El pasado 10 de junio, el cielo de Chihuahua se convirtió en un espectáculo de luces y colores con la aparición de las auroras boreales, un fenómeno poco común en esta región de México. Cientos de personas se reunieron para presenciar este evento natural, que tiñó el firmamento de tonos verdes, rosados y púrpuras, creando un escenario mágico que capturó la atención de todos.
La velada, organizada por colectivos femeninos, no solo fue un momento para admirar la belleza de la naturaleza, sino también una oportunidad para fortalecer la sororidad entre las mujeres presentes. En un ambiente de unión, las asistentes compartieron experiencias, reflexiones y mensajes de apoyo mutuo, destacando la importancia de la solidaridad en la lucha por la igualdad y la justicia.
El fenómeno de las auroras boreales, visible en lugares como Cuauhtémoc y otras zonas de Chihuahua, se debe a una intensa actividad solar que permite que estas luces lleguen a latitudes más cercanas al ecuador. Expertos explicaron que las partículas cargadas del sol interactúan con la atmósfera terrestre, creando este deslumbrante espectáculo que rara vez se observa en México.
Durante la noche, las mujeres organizaron actividades culturales y charlas que resaltaron la importancia de la comunidad y el empoderamiento femenino. Desde poesía hasta música en vivo, el evento se convirtió en una celebración de la fuerza colectiva, con el cielo estrellado como testigo de este encuentro único.
Las auroras, que brillaron con mayor intensidad entre las 9 y las 12 de la noche, sorprendieron incluso a quienes no esperaban verlas en una región tan alejada de los polos. Muchas asistentes capturaron el momento en fotografías y videos, compartiendo en redes sociales la belleza de un fenómeno que parecía sacado de un sueño.
La reunión también sirvió como espacio para reflexionar sobre los retos que enfrentan las mujeres en la sociedad actual. Las organizadoras destacaron cómo eventos como este pueden inspirar a más personas a unirse en la búsqueda de un mundo más justo, donde la sororidad sea un pilar fundamental.

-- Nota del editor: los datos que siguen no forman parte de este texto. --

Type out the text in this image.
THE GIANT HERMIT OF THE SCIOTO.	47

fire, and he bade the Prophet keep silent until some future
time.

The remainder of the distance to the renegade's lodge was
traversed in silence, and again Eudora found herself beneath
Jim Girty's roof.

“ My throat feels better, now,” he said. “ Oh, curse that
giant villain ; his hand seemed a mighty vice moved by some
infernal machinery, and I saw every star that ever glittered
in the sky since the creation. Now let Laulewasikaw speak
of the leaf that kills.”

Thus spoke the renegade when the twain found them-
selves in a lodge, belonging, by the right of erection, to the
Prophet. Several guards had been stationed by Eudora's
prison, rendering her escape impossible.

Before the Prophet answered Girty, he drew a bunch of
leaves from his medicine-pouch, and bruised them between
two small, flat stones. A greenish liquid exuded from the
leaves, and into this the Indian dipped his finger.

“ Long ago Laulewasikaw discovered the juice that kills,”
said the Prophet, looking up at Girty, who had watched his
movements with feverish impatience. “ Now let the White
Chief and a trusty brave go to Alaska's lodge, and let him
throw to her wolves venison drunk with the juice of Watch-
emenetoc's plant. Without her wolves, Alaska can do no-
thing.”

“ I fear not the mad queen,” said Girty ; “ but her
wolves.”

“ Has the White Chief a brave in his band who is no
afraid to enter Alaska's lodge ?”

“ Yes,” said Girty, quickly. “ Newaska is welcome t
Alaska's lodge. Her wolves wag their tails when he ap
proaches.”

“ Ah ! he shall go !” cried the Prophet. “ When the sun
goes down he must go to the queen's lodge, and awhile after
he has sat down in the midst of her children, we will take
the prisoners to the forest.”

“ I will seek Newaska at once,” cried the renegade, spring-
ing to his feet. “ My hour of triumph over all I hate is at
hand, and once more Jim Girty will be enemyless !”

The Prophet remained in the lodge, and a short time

Para muchas de las presentes, la combinación de la belleza natural y el mensaje de unión dejó una huella imborrable. La noche no solo fue un regalo visual, sino también un recordatorio de que, juntas, las mujeres pueden iluminar cualquier oscuridad, al igual que las auroras lo hicieron con el cielo chihuahuense.
Este evento marcó un precedente en Chihuahua, demostrando que la naturaleza y la lucha por la igualdad pueden converger en un mismo espacio. Las asistentes se despidieron con la esperanza de que noches como esta se repitan, uniendo a más personas bajo el mismo cielo.